Skip the probiotics: Eating crickets can keep your gut healthy, study shows

WASHINGTON If you want a healthy gut, new research shows you can skip the probiotic pills, and instead, chow down on some crickets.

A recently published study in the journal Scientific Reports shows that consuming crickets can help support the growth of good gut bacteria, which scientists have found influences, even improves, health conditions and health outcomes.

Nearly 2 billion people around the world eat insects, and that number will likely grow as the global population inches toward 9 billion by 2050 and consumers look to more sustainable food sources.

According to the Food and Agriculture Organization of the United Nations, edible insects need six times less feed than cattle and emit less greenhouse gases and ammonia than conventional livestock.

Valerie Stull, the lead author on the published paper, said insects are nutrient dense and high in protein, and unlike eggs, chicken or beef, they contain fiber, predominantly in the form of chitin from their exoskeletons.

Diets rich in fiber are shown to improve health in a number of ways, including reducing one’s risk for cardiovascular disease and diabetes.

But fiber also feeds the gut.

“Dietary fibers are those indigestible dietary carbohydrates that we eat and our body doesn’t absorb, but they’re actually the primary food or energy sources for the microbes in our gut,” said Stull, an incoming postdoctoral researcher at the Global Health Institute at the University of Wisconsin-Madison.

“So basically the fiber that we’re getting in our diet is shaping the growth of microbes in our gut.”

In the double-blind, randomized crossover trial, Stull and her team fed 20 healthy, college-aged men and women a breakfast that either contained 25 grams of powdered cricket meal or didn’t for two weeks.

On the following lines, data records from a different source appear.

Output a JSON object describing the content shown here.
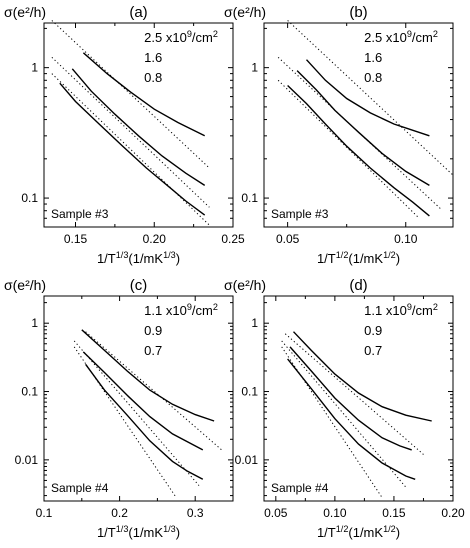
{
  "chart_data": [
    {
      "type": "line",
      "panel_label": "(a)",
      "ylabel": "σ(e²/h)",
      "xlabel": "1/T^{1/3}(1/mK^{1/3})",
      "x_scale": "linear",
      "y_scale": "log",
      "xlim": [
        0.13,
        0.25
      ],
      "ylim": [
        0.06,
        2.2
      ],
      "x_ticks": [
        0.15,
        0.2,
        0.25
      ],
      "x_tick_labels": [
        "0.15",
        "0.20",
        "0.25"
      ],
      "y_ticks": [
        0.1,
        1
      ],
      "y_tick_labels": [
        "0.1",
        "1"
      ],
      "legend": [
        "2.5 x10^{9}/cm^{2}",
        "1.6",
        "0.8"
      ],
      "sample_label": "Sample #3",
      "series": [
        {
          "legend_index": 0,
          "x": [
            0.155,
            0.17,
            0.185,
            0.2,
            0.215,
            0.232
          ],
          "y": [
            1.3,
            0.9,
            0.65,
            0.48,
            0.38,
            0.3
          ]
        },
        {
          "legend_index": 1,
          "x": [
            0.148,
            0.16,
            0.175,
            0.19,
            0.205,
            0.22,
            0.232
          ],
          "y": [
            0.98,
            0.66,
            0.44,
            0.3,
            0.21,
            0.155,
            0.125
          ]
        },
        {
          "legend_index": 2,
          "x": [
            0.14,
            0.15,
            0.165,
            0.18,
            0.195,
            0.21,
            0.22,
            0.232
          ],
          "y": [
            0.76,
            0.55,
            0.37,
            0.25,
            0.17,
            0.12,
            0.095,
            0.074
          ]
        }
      ],
      "fits": [
        {
          "x": [
            0.135,
            0.235
          ],
          "y": [
            2.3,
            0.17
          ]
        },
        {
          "x": [
            0.135,
            0.235
          ],
          "y": [
            1.2,
            0.085
          ]
        },
        {
          "x": [
            0.135,
            0.235
          ],
          "y": [
            0.9,
            0.062
          ]
        }
      ]
    },
    {
      "type": "line",
      "panel_label": "(b)",
      "ylabel": "σ(e²/h)",
      "xlabel": "1/T^{1/2}(1/mK^{1/2})",
      "x_scale": "linear",
      "y_scale": "log",
      "xlim": [
        0.04,
        0.12
      ],
      "ylim": [
        0.06,
        2.2
      ],
      "x_ticks": [
        0.05,
        0.1
      ],
      "x_tick_labels": [
        "0.05",
        "0.10"
      ],
      "y_ticks": [
        0.1,
        1
      ],
      "y_tick_labels": [
        "0.1",
        "1"
      ],
      "legend": [
        "2.5 x10^{9}/cm^{2}",
        "1.6",
        "0.8"
      ],
      "sample_label": "Sample #3",
      "series": [
        {
          "legend_index": 0,
          "x": [
            0.058,
            0.066,
            0.075,
            0.085,
            0.095,
            0.11
          ],
          "y": [
            1.15,
            0.8,
            0.58,
            0.45,
            0.37,
            0.3
          ]
        },
        {
          "legend_index": 1,
          "x": [
            0.054,
            0.062,
            0.07,
            0.08,
            0.09,
            0.1,
            0.11
          ],
          "y": [
            0.95,
            0.68,
            0.47,
            0.32,
            0.22,
            0.16,
            0.125
          ]
        },
        {
          "legend_index": 2,
          "x": [
            0.05,
            0.058,
            0.066,
            0.075,
            0.085,
            0.095,
            0.103,
            0.11
          ],
          "y": [
            0.73,
            0.53,
            0.37,
            0.25,
            0.17,
            0.12,
            0.093,
            0.073
          ]
        }
      ],
      "fits": [
        {
          "x": [
            0.05,
            0.12
          ],
          "y": [
            2.3,
            0.15
          ]
        },
        {
          "x": [
            0.046,
            0.115
          ],
          "y": [
            1.2,
            0.082
          ]
        },
        {
          "x": [
            0.046,
            0.105
          ],
          "y": [
            0.8,
            0.072
          ]
        }
      ]
    },
    {
      "type": "line",
      "panel_label": "(c)",
      "ylabel": "σ(e²/h)",
      "xlabel": "1/T^{1/3}(1/mK^{1/3})",
      "x_scale": "linear",
      "y_scale": "log",
      "xlim": [
        0.1,
        0.35
      ],
      "ylim": [
        0.0025,
        2.5
      ],
      "x_ticks": [
        0.1,
        0.2,
        0.3
      ],
      "x_tick_labels": [
        "0.1",
        "0.2",
        "0.3"
      ],
      "y_ticks": [
        0.01,
        0.1,
        1
      ],
      "y_tick_labels": [
        "0.01",
        "0.1",
        "1"
      ],
      "legend": [
        "1.1 x10^{9}/cm^{2}",
        "0.9",
        "0.7"
      ],
      "sample_label": "Sample #4",
      "series": [
        {
          "legend_index": 0,
          "x": [
            0.15,
            0.18,
            0.21,
            0.24,
            0.27,
            0.3,
            0.325
          ],
          "y": [
            0.8,
            0.4,
            0.2,
            0.105,
            0.065,
            0.046,
            0.037
          ]
        },
        {
          "legend_index": 1,
          "x": [
            0.152,
            0.18,
            0.21,
            0.24,
            0.27,
            0.3,
            0.31
          ],
          "y": [
            0.38,
            0.19,
            0.088,
            0.043,
            0.024,
            0.016,
            0.014
          ]
        },
        {
          "legend_index": 2,
          "x": [
            0.155,
            0.18,
            0.21,
            0.24,
            0.27,
            0.29,
            0.31
          ],
          "y": [
            0.25,
            0.105,
            0.045,
            0.019,
            0.0095,
            0.0068,
            0.0052
          ]
        }
      ],
      "fits": [
        {
          "x": [
            0.155,
            0.335
          ],
          "y": [
            0.75,
            0.014
          ]
        },
        {
          "x": [
            0.14,
            0.305
          ],
          "y": [
            0.55,
            0.0042
          ]
        },
        {
          "x": [
            0.14,
            0.275
          ],
          "y": [
            0.45,
            0.0028
          ]
        }
      ]
    },
    {
      "type": "line",
      "panel_label": "(d)",
      "ylabel": "σ(e²/h)",
      "xlabel": "1/T^{1/2}(1/mK^{1/2})",
      "x_scale": "linear",
      "y_scale": "log",
      "xlim": [
        0.04,
        0.2
      ],
      "ylim": [
        0.0025,
        2.5
      ],
      "x_ticks": [
        0.05,
        0.1,
        0.15,
        0.2
      ],
      "x_tick_labels": [
        "0.05",
        "0.10",
        "0.15",
        "0.20"
      ],
      "y_ticks": [
        0.01,
        0.1,
        1
      ],
      "y_tick_labels": [
        "0.01",
        "0.1",
        "1"
      ],
      "legend": [
        "1.1 x10^{9}/cm^{2}",
        "0.9",
        "0.7"
      ],
      "sample_label": "Sample #4",
      "series": [
        {
          "legend_index": 0,
          "x": [
            0.065,
            0.08,
            0.1,
            0.12,
            0.14,
            0.16,
            0.182
          ],
          "y": [
            0.75,
            0.4,
            0.18,
            0.095,
            0.06,
            0.045,
            0.037
          ]
        },
        {
          "legend_index": 1,
          "x": [
            0.062,
            0.08,
            0.1,
            0.12,
            0.14,
            0.155,
            0.165
          ],
          "y": [
            0.45,
            0.2,
            0.08,
            0.038,
            0.021,
            0.016,
            0.014
          ]
        },
        {
          "legend_index": 2,
          "x": [
            0.06,
            0.08,
            0.1,
            0.12,
            0.14,
            0.16,
            0.168
          ],
          "y": [
            0.3,
            0.11,
            0.04,
            0.017,
            0.009,
            0.0058,
            0.0052
          ]
        }
      ],
      "fits": [
        {
          "x": [
            0.058,
            0.175
          ],
          "y": [
            0.7,
            0.012
          ]
        },
        {
          "x": [
            0.055,
            0.16
          ],
          "y": [
            0.55,
            0.004
          ]
        },
        {
          "x": [
            0.055,
            0.14
          ],
          "y": [
            0.45,
            0.0028
          ]
        }
      ]
    }
  ]
}
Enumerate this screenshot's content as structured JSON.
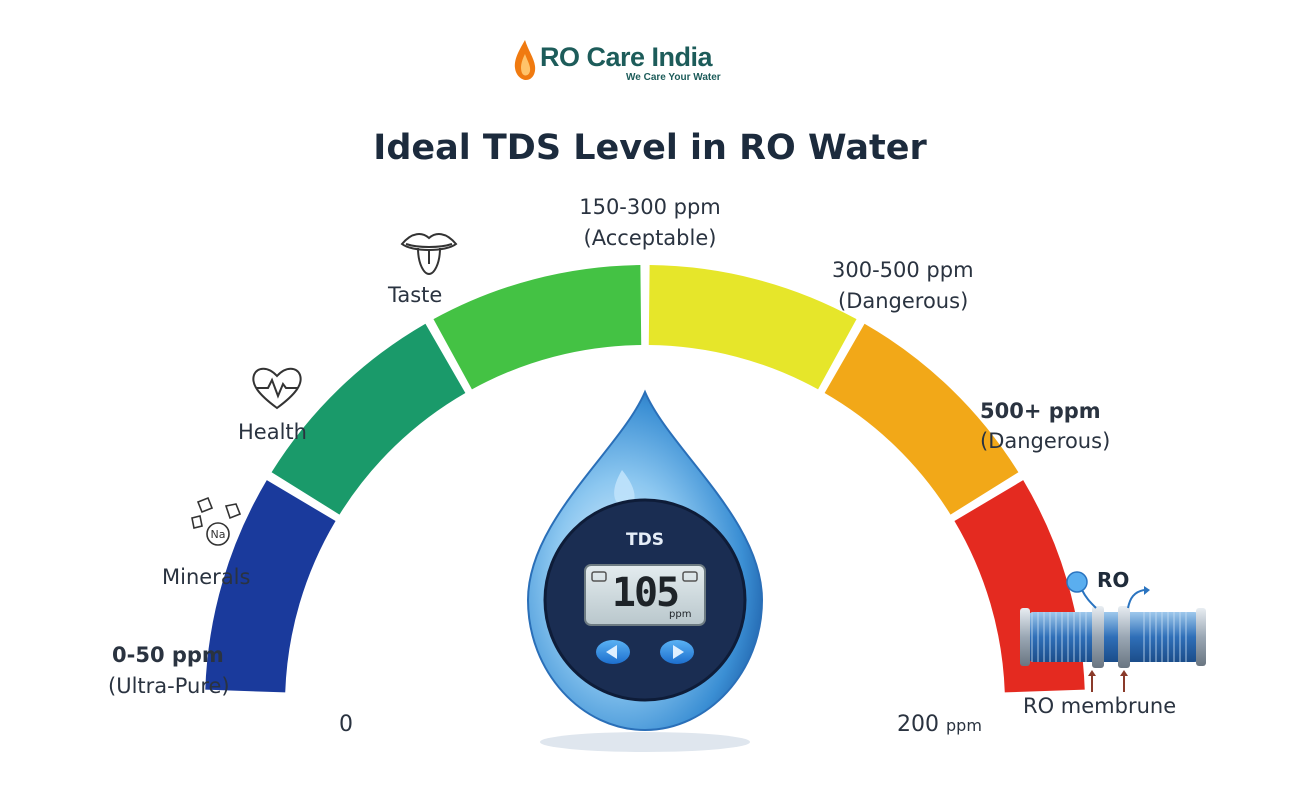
{
  "brand": {
    "name": "RO Care India",
    "tagline": "We Care Your Water",
    "accent": "#1d5c5a",
    "flame_color": "#f07a10"
  },
  "title": "Ideal TDS Level in RO Water",
  "gauge": {
    "segment_colors": [
      "#1a3a9c",
      "#1a9a6a",
      "#44c244",
      "#e6e62a",
      "#f2a818",
      "#e42a20"
    ],
    "scale_start": "0",
    "scale_end_value": "200",
    "scale_end_unit": "ppm",
    "zones": [
      {
        "range": "0-50 ppm",
        "note": "(Ultra-Pure)"
      },
      {
        "range": "150-300 ppm",
        "note": "(Acceptable)"
      },
      {
        "range": "300-500 ppm",
        "note": "(Dangerous)"
      },
      {
        "range": "500+ ppm",
        "note": "(Dangerous)"
      }
    ],
    "benefits": [
      {
        "label": "Minerals",
        "icon": "minerals-icon"
      },
      {
        "label": "Health",
        "icon": "heart-pulse-icon"
      },
      {
        "label": "Taste",
        "icon": "tongue-icon"
      }
    ]
  },
  "meter": {
    "label": "TDS",
    "reading": "105",
    "unit": "ppm"
  },
  "ro": {
    "badge": "RO",
    "caption": "RO membrune",
    "icon": "ro-membrane-icon"
  }
}
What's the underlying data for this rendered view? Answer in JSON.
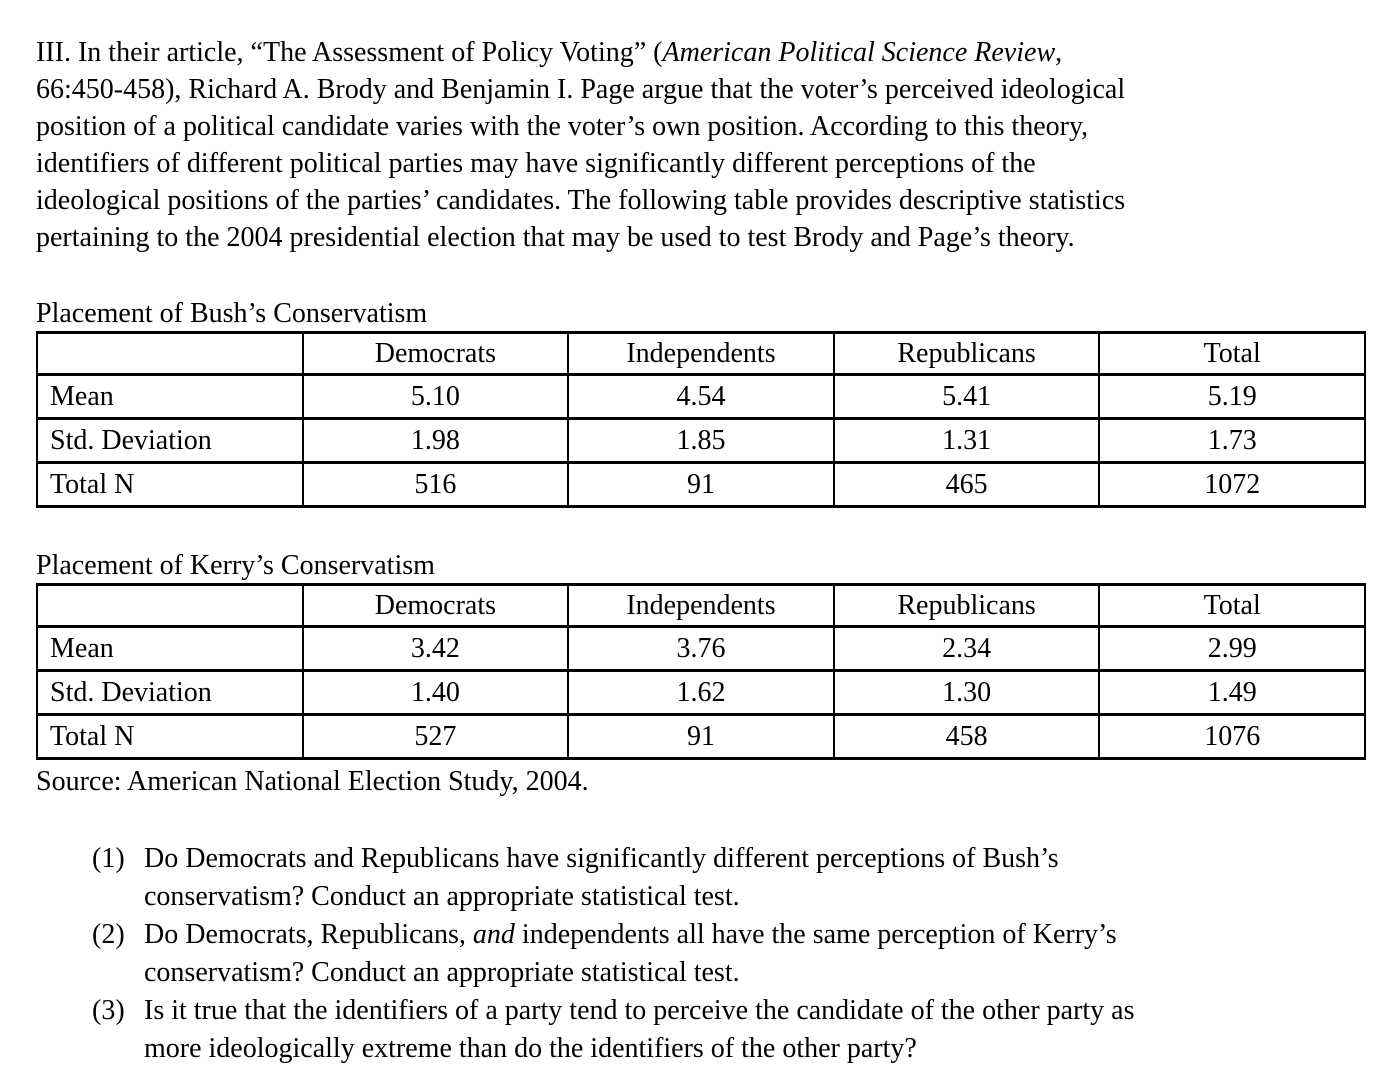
{
  "page": {
    "background_color": "#ffffff",
    "text_color": "#000000"
  },
  "intro": {
    "seg1": "III. In their article, “The Assessment of Policy Voting” (",
    "seg2_italic": "American Political Science Review",
    "seg3": ",\n66:450-458), Richard A. Brody and Benjamin I. Page argue that the voter’s perceived ideological\nposition of a political candidate varies with the voter’s own position. According to this theory,\nidentifiers of different political parties may have significantly different perceptions of the\nideological positions of the parties’ candidates. The following table provides descriptive statistics\npertaining to the 2004 presidential election that may be used to test Brody and Page’s theory."
  },
  "tables": [
    {
      "title": "Placement of Bush’s Conservatism",
      "columns": [
        "",
        "Democrats",
        "Independents",
        "Republicans",
        "Total"
      ],
      "rows": [
        {
          "label": "Mean",
          "values": [
            "5.10",
            "4.54",
            "5.41",
            "5.19"
          ]
        },
        {
          "label": "Std. Deviation",
          "values": [
            "1.98",
            "1.85",
            "1.31",
            "1.73"
          ]
        },
        {
          "label": "Total N",
          "values": [
            "516",
            "91",
            "465",
            "1072"
          ]
        }
      ]
    },
    {
      "title": "Placement of Kerry’s Conservatism",
      "columns": [
        "",
        "Democrats",
        "Independents",
        "Republicans",
        "Total"
      ],
      "rows": [
        {
          "label": "Mean",
          "values": [
            "3.42",
            "3.76",
            "2.34",
            "2.99"
          ]
        },
        {
          "label": "Std. Deviation",
          "values": [
            "1.40",
            "1.62",
            "1.30",
            "1.49"
          ]
        },
        {
          "label": "Total N",
          "values": [
            "527",
            "91",
            "458",
            "1076"
          ]
        }
      ]
    }
  ],
  "source_note": "Source: American National Election Study, 2004.",
  "questions": {
    "q1": {
      "number": "(1)",
      "text": "Do Democrats and Republicans have significantly different perceptions of Bush’s\nconservatism? Conduct an appropriate statistical test."
    },
    "q2": {
      "number": "(2)",
      "seg1": "Do Democrats, Republicans, ",
      "seg2_italic": "and",
      "seg3": " independents all have the same perception of Kerry’s\nconservatism? Conduct an appropriate statistical test."
    },
    "q3": {
      "number": "(3)",
      "text": "Is it true that the identifiers of a party tend to perceive the candidate of the other party as\nmore ideologically extreme than do the identifiers of the other party?"
    }
  }
}
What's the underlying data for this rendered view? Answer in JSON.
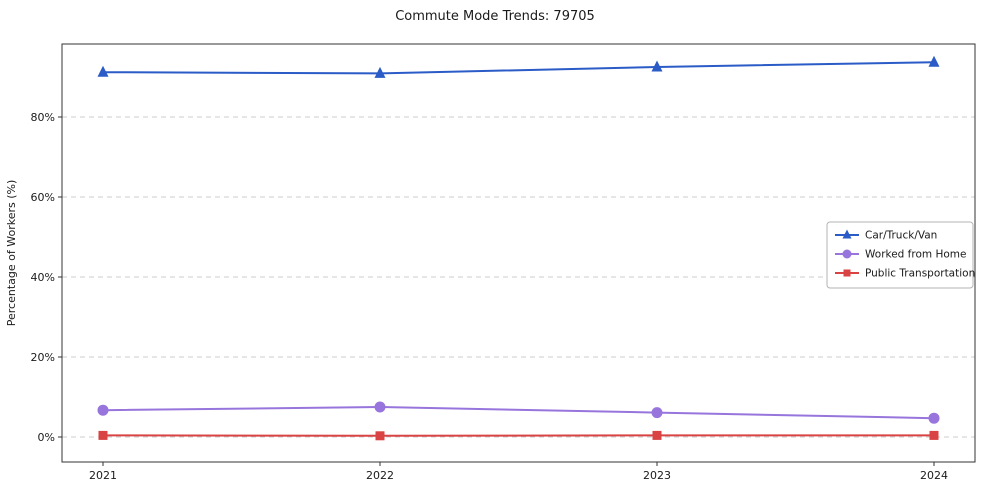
{
  "chart_data": {
    "type": "line",
    "title": "Commute Mode Trends: 79705",
    "xlabel": "",
    "ylabel": "Percentage of Workers (%)",
    "x": [
      2021,
      2022,
      2023,
      2024
    ],
    "x_tick_labels": [
      "2021",
      "2022",
      "2023",
      "2024"
    ],
    "y_ticks": [
      0,
      20,
      40,
      60,
      80
    ],
    "y_tick_labels": [
      "0%",
      "20%",
      "40%",
      "60%",
      "80%"
    ],
    "ylim": [
      -6.25,
      98.25
    ],
    "grid": true,
    "legend_position": "center right",
    "series": [
      {
        "name": "Car/Truck/Van",
        "color": "#2a5bc6",
        "marker": "triangle",
        "values": [
          91.2,
          90.9,
          92.5,
          93.7
        ]
      },
      {
        "name": "Worked from Home",
        "color": "#9775dc",
        "marker": "circle",
        "values": [
          6.7,
          7.5,
          6.1,
          4.7
        ]
      },
      {
        "name": "Public Transportation",
        "color": "#d94343",
        "marker": "square",
        "values": [
          0.4,
          0.3,
          0.4,
          0.4
        ]
      }
    ]
  }
}
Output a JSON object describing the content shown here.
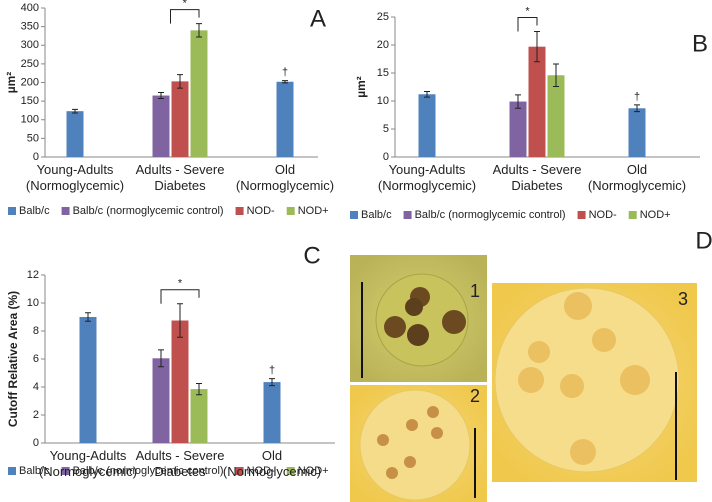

Then, all the participants ate a normal diet for two weeks, followed by another two weeks of cricket cuisine. The researchers analyzed blood and stool samples before, during and after the study to look at the impact of the insects on gut health.

Stull said there were no dramatic changes in the gut bacteria, “which is actually pretty good because the study wasn’t very long and we didn’t change people’s entire diets.”

“So if we had seen something super dramatic, we might have been a little worried,” she added.

What the researchers did find was an increase in the abundance of one probiotic species, Bifidobacterium animalis, which Stull said has been associated with a number of positive health outcomes and is even available commercially as BB-12.

Still, she said more research is needed to better understand the direct relationship between edible insects and the good bacteria in our bodies.

“The microbiota in our gut, there’s a lot of research that demonstrates that it responds to changes in our diet, to nutritional cues in our diet, and those bacteria go on to generate hormonelike signals that influence our physiology, our nutritional status, our metabolism, our immune system even our overall well-being and mental health can be influenced by the microbiome,” Stull said.

“So what we eat really matters.”

True, it may be a few more years before you can pick up grasshoppers at the grocery store, but insect protein is crawling more into the mainstream. Diners at José Andrés’ Oyamel restaurant will find sauteed grasshopper tacos on the menu, and retailers are packing their shelves with cricket protein bars and powder.)

And Stull said food culture can change quickly — just look at sushi trends.

“Twenty to 30 years ago, really no one in the U.S. was eating sushi or raw fish, but now it’s quite posh, it’s popular, you can get sushi at a gas station in Nebraska,” Stull said.

“It’s amazing how quickly our cultural food tradition has changed around sushi.”

If the idea of biting into a bug still causes you to squirm, Stull suggests testing the waters with cricket powder, which “is actually really great to bake with or to add to a smoothie in a morning, just like you would a soy powder or a whey powder.”